From the perspective of somebody who doesn’t know anything about the history of passenger railroading in America, it must seem strange that there is so little of it in the Midwest. The region is much like the heart of the European continent in quite a few measures: it’s a galaxy of small and midsize cities, anchored by a few larger metropolises, all close enough together to afford a vibrant intercity travel market.

Yet passenger service is wildly variant, between “nonexistent” and “inadequate”, throughout this region. This is, of course, a function of the history of passenger service in the region, particularly in the postwar era, and how its abandonment leads to a blindness to the fact that large chunks of the infrastructure remain. We can still see the many railroad stations, underutilized (Indianapolis, Pittsburgh, Cincinnati, Toledo) or abandoned (Detroit, Buffalo, Ft. Wayne) or repurposed (Cleveland, St. Louis), but only rarely demolished (Columbus), empty halls today that served, on average, about 5,000 passengers daily 60 years ago.

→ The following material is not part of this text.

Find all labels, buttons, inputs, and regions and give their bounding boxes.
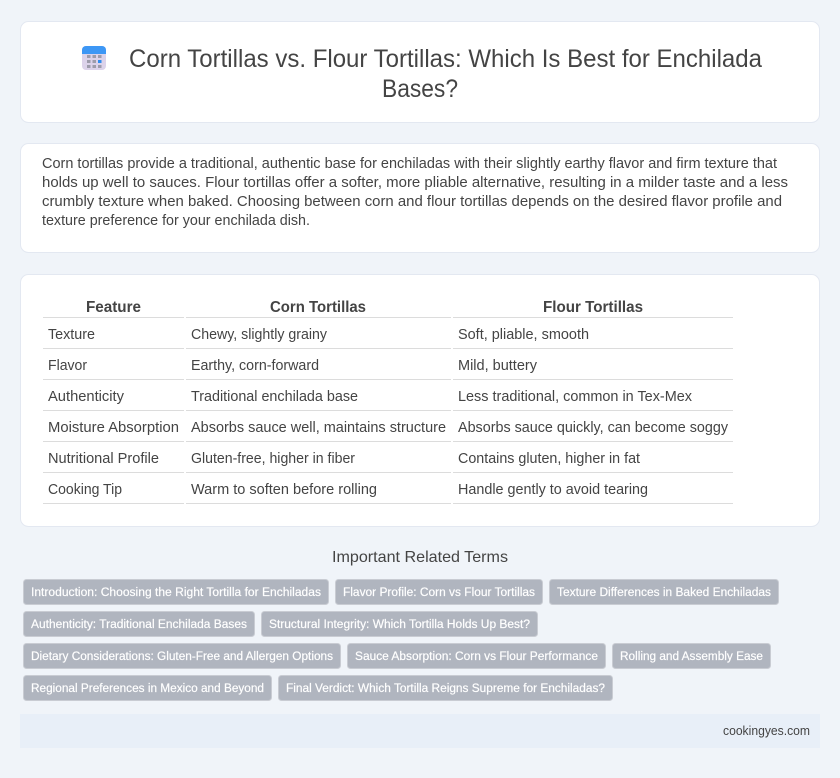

More can be done with this embodied infrastructure. More should be. We can see this simply by observing peer networks in Europe, in Japan, in Russia and Australia and China. Indeed, with a proper investment program (as Michigan has already shown, with its investment in the Wolverine corridor), there is plenty of available infrastructure for more intensive passenger flows throughout the Midwest, without impinging on freight flows.

This map is representative of one possible service breakdown–in terms of city pairs linked and convenient transfers available–centered around Michigan, Indiana, and Ohio. Of what’s shown, three (WolverineBlue Water, and Hoosier) are currently available. Yet the infrastructure exists for much, much more.

Ohio is particularly bad in this regard. Passenger trains don’t pass through Ohio during the daytime (unless they’re horribly late); yet a dense web of corridors linking Cleveland, Columbus, Cincinnati, Detroit, Pittsburgh, Buffalo, and eventually Chicago existed historically and can still be developed today. It’s a question, as people like Cap’n Transit regularly say, of priorities and will.

But that is the heart of the problem, is it not? For every successful demonstration like the Wolverine, ten more corridors lie fallow, awaiting reactivation. It will take time, dedication, and patience, but in the long run, the Midwest can rebuild its rail network, and in so doing, offer an amenity that Northeasterners and Californians are–like Europeans, Chinese, and Japanese–so accustomed to that they don’t even notice is an amenity anymore.